Much has been made of Esperanza’s musical pedigree. Her grandmother, with whom she is close, is Paloma McClardy (a.k.a. Palmolive), the Spanish drummer who founded the London punk band the Slits and later performed with the Raincoats. Nowhere is this influence clearer, both literally and stylistically, than on “Princess Slit and the Raincoat Prince,” a sexy and swaggering track that unfolds over a relentless bass line as Esperanza glides her shape-shifting tone over reflections on her own multifaceted queerness.
The mélange of Esperanza’s personal and musical touchstones unfolds through the album’s middle run, from “Lewis” — a song inspired by footage of poet Lewis H. Michaux in Göran Olsson’s 2011 documentary The Black Power Mixtape 1967-1975, which has garnered comparisons to Gil Scott-Heron — to “Granada,” in which Esperanza croons in Spanish over flamenco-inflected guitars.
Esperanza is biracial and was raised by her white mother, who has Spanish and Scottish roots. These songs collectively paint a picture of how the complexities of her mixed racial identity, which she’s often discussed in interviews, have influenced her artistic expression.
Two standout tracks — “Buy You a New Attitude” and “Three Straight Bitches From Hell” — seem like the fullest encapsulation of Esperanza’s musical future. Both are wordy, intricate compositions with a wry sense of humor. Yet Esperanza’s voice takes on totally different personas in each: slinky and modulated one moment, deep and raspy the next. The two songs sound nothing like each other yet are both clearly products of a singular and almost undefinable musical imagination, as if Sade and Leonard Cohen joined the same 1940s big band.
Terror culminates in three consecutive duets with fellow singer-songwriters. The first, a delicate ballad with Irish artist Mick Flannery, features sumptuous harmonies. The second, a sparse collaboration with Rachel Yamagata, meditates on solitude — and perhaps life on Cape Cod —as Esperanza sings “I know the sound of waves so well.” “Lone Child,” the album’s closing track, finds Esperanza trading exuberant phrases with her musical mentor Valerie June over rhythmic percussion.

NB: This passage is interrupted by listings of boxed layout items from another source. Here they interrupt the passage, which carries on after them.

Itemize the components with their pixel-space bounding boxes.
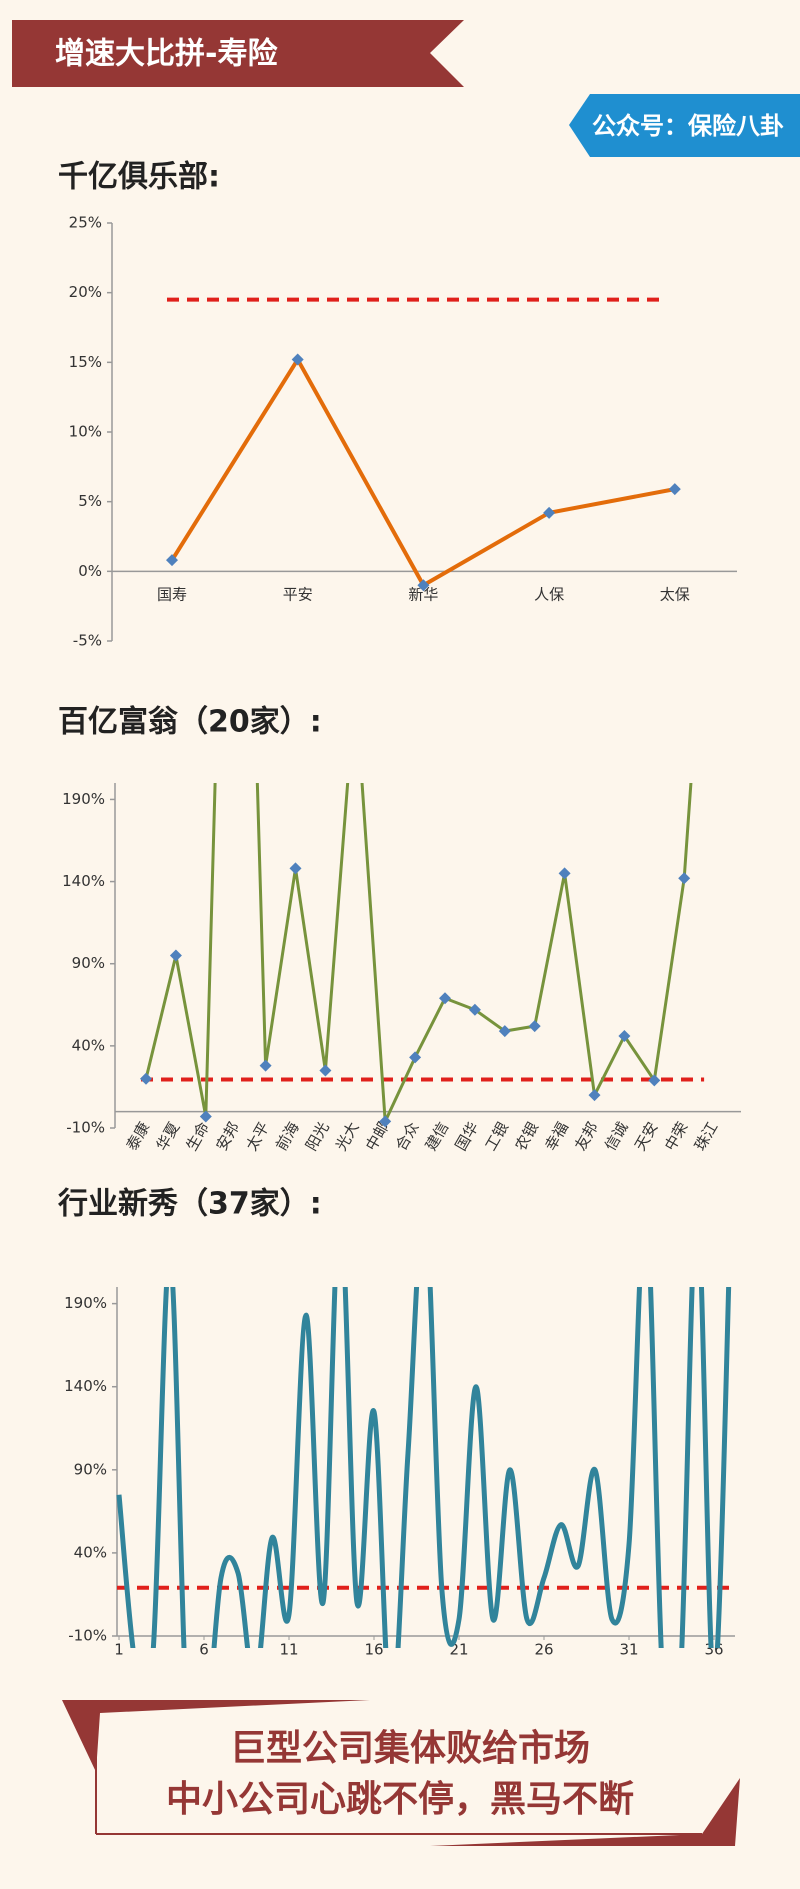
- x-tick-label: 国寿: [157, 585, 187, 603]
- y-tick-label: 140%: [62, 872, 105, 890]
- data-point: [409, 1051, 422, 1064]
- title-banner: [12, 20, 464, 87]
- x-tick-label: 1: [114, 1641, 124, 1659]
- y-tick-label: 190%: [62, 790, 105, 808]
- x-tick-label: 11: [279, 1641, 298, 1659]
- plot: [140, 783, 693, 1128]
- y-tick-label: -10%: [66, 1119, 105, 1137]
- data-point: [289, 862, 302, 875]
- data-point: [678, 872, 691, 885]
- data-point: [379, 1115, 392, 1128]
- y-tick-label: 40%: [74, 1543, 107, 1561]
- y-tick-label: 90%: [72, 954, 105, 972]
- x-tick-label: 6: [199, 1641, 209, 1659]
- data-point: [259, 1059, 272, 1072]
- y-tick-label: 0%: [78, 562, 102, 580]
- badge: [569, 94, 800, 157]
- data-point: [199, 1110, 212, 1123]
- data-point: [166, 554, 178, 567]
- data-point: [668, 483, 681, 496]
- data-point: [528, 1020, 541, 1033]
- x-tick-label: 26: [534, 1641, 553, 1659]
- data-point: [648, 1074, 661, 1087]
- page-title: 增速大比拼-寿险: [55, 37, 278, 72]
- series-line: [144, 783, 693, 1123]
- data-point: [543, 506, 556, 519]
- y-tick-label: 40%: [72, 1036, 105, 1054]
- x-tick-label: 太保: [660, 585, 690, 603]
- plot: [166, 353, 681, 592]
- data-point: [169, 949, 182, 962]
- data-point: [417, 579, 430, 592]
- y-tick-label: 140%: [64, 1377, 107, 1395]
- chart-title: 千亿俱乐部:: [58, 160, 220, 195]
- data-point: [439, 992, 451, 1005]
- y-tick-label: -10%: [68, 1627, 107, 1645]
- y-tick-label: 10%: [69, 423, 102, 441]
- data-point: [588, 1089, 601, 1102]
- footer-line: 中小公司心跳不停，黑马不断: [166, 1779, 634, 1820]
- ribbon-fold: [62, 1700, 370, 1772]
- x-tick-label: 平安: [283, 585, 313, 603]
- chart-title: 百亿富翁（20家）:: [58, 705, 322, 740]
- data-point: [618, 1030, 631, 1042]
- data-point: [319, 1064, 332, 1077]
- chart-title: 行业新秀（37家）:: [57, 1187, 322, 1222]
- y-tick-label: 25%: [69, 214, 102, 232]
- data-point: [558, 867, 571, 880]
- data-point: [468, 1003, 481, 1016]
- y-tick-label: -5%: [73, 632, 102, 650]
- data-point: [291, 353, 304, 366]
- badge-text: 公众号：保险八卦: [592, 112, 784, 140]
- x-tick-label: 新华: [408, 585, 438, 603]
- y-tick-label: 15%: [69, 353, 102, 371]
- y-tick-label: 190%: [64, 1294, 107, 1312]
- data-point: [498, 1025, 511, 1038]
- ribbon-fold: [430, 1778, 740, 1846]
- y-tick-label: 5%: [78, 492, 102, 510]
- x-tick-label: 36: [704, 1641, 723, 1659]
- x-tick-label: 31: [619, 1641, 638, 1659]
- data-point: [140, 1072, 152, 1085]
- plot: [116, 1287, 732, 1648]
- y-tick-label: 90%: [74, 1460, 107, 1478]
- x-tick-label: 16: [364, 1641, 383, 1659]
- y-tick-label: 20%: [69, 283, 102, 301]
- series-line: [116, 1287, 732, 1648]
- x-tick-label: 人保: [534, 585, 564, 603]
- footer-line: 巨型公司集体败给市场: [230, 1728, 590, 1769]
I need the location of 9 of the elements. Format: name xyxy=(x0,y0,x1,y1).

After tracing the emergence of a confident musician deftly wielding the fullness of her personhood, the album’s third act suggests that Esperanza is an artist’s artist: an uncompromising talent who will likely pave her way through the industry by forging community rather than prioritizing individualism. With Terror, new collaborators — and fans — will surely be lining up for her.